The probability of a false positive finding was low for the following reasons; (1) the genetic and clinical analysis was carried out by investigators independently, (2) the strict inclusion and exclusion criteria restricted confounding variables, (3) the statistic (P = 0.004) observed for the COMT allele in the multivariate model was robust, (4) the graded improvement demonstrated in the COMT genotypes, and (5) the lack of association of the DDC polymorphism in the control arm. Importantly our findings make biological sense. In patients with COMT^L allele, the conversion of levodopa to 3-0-methyldopa is reduced, allowing more levodopa to be converted to dopamine. High dose pyridoxine (a co-factor for brain decarboxylase) facilitates the metabolism of levodopa to dopamine in the brain. In the periphery, the presence of DDC inhibitors negates the action of pyridoxine and more of the levodopa enters the brain in those with the COMT^L allele (Fig. 1). Hence the overall effect of taking high dose pyridoxine is greatly facilitated in the brains of those with the COMT^L allele.

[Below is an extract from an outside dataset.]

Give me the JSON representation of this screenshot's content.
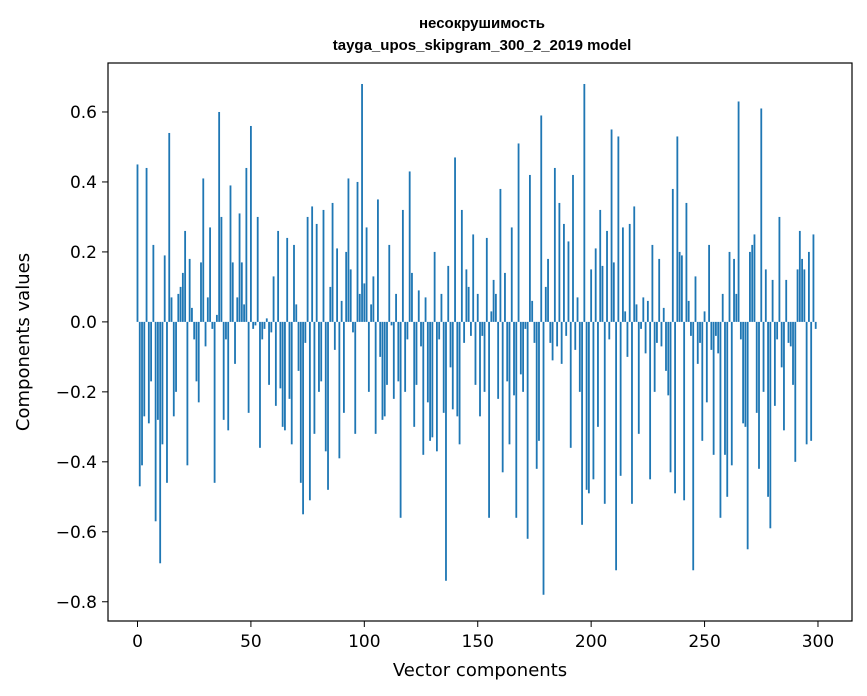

Our observational study has some limitations. The sample size did not allow us to conduct a more effective subset comparison between those with different genotypes, though the COMT^L/L homozygotes showed the greatest improvement, followed by the COMT^L/H heterozygotes and those with the wild type. However, based on a motor function change of eight points (with SD of 3), our sample size has more than 95% power to detect the observed difference between the COMT^L/L homozygotes and wild type at α = 0.01. Similarly it has 80% power to detect a difference of six points (SD of 3) between COMT^L/H heterozygotes and wild type at α = 0.01. In addition, the multivariate analysis demonstrated robust association of the COMT^L allele with clinical improvement. It is not clear whether vitamins B1 and B12, minor constituents of Neuroforte® have any complimentary role in the outcome.

In conclusion, our study suggests that the status of a functional COMT^L variant may be potentially useful to select PD patients for high dose pyridoxine (at 400 mg/day) therapy. Further double blind controlled studies are warranted to further investigate the utility of high dose pyridoxine as a potential supplement to the PD therapeutic regime.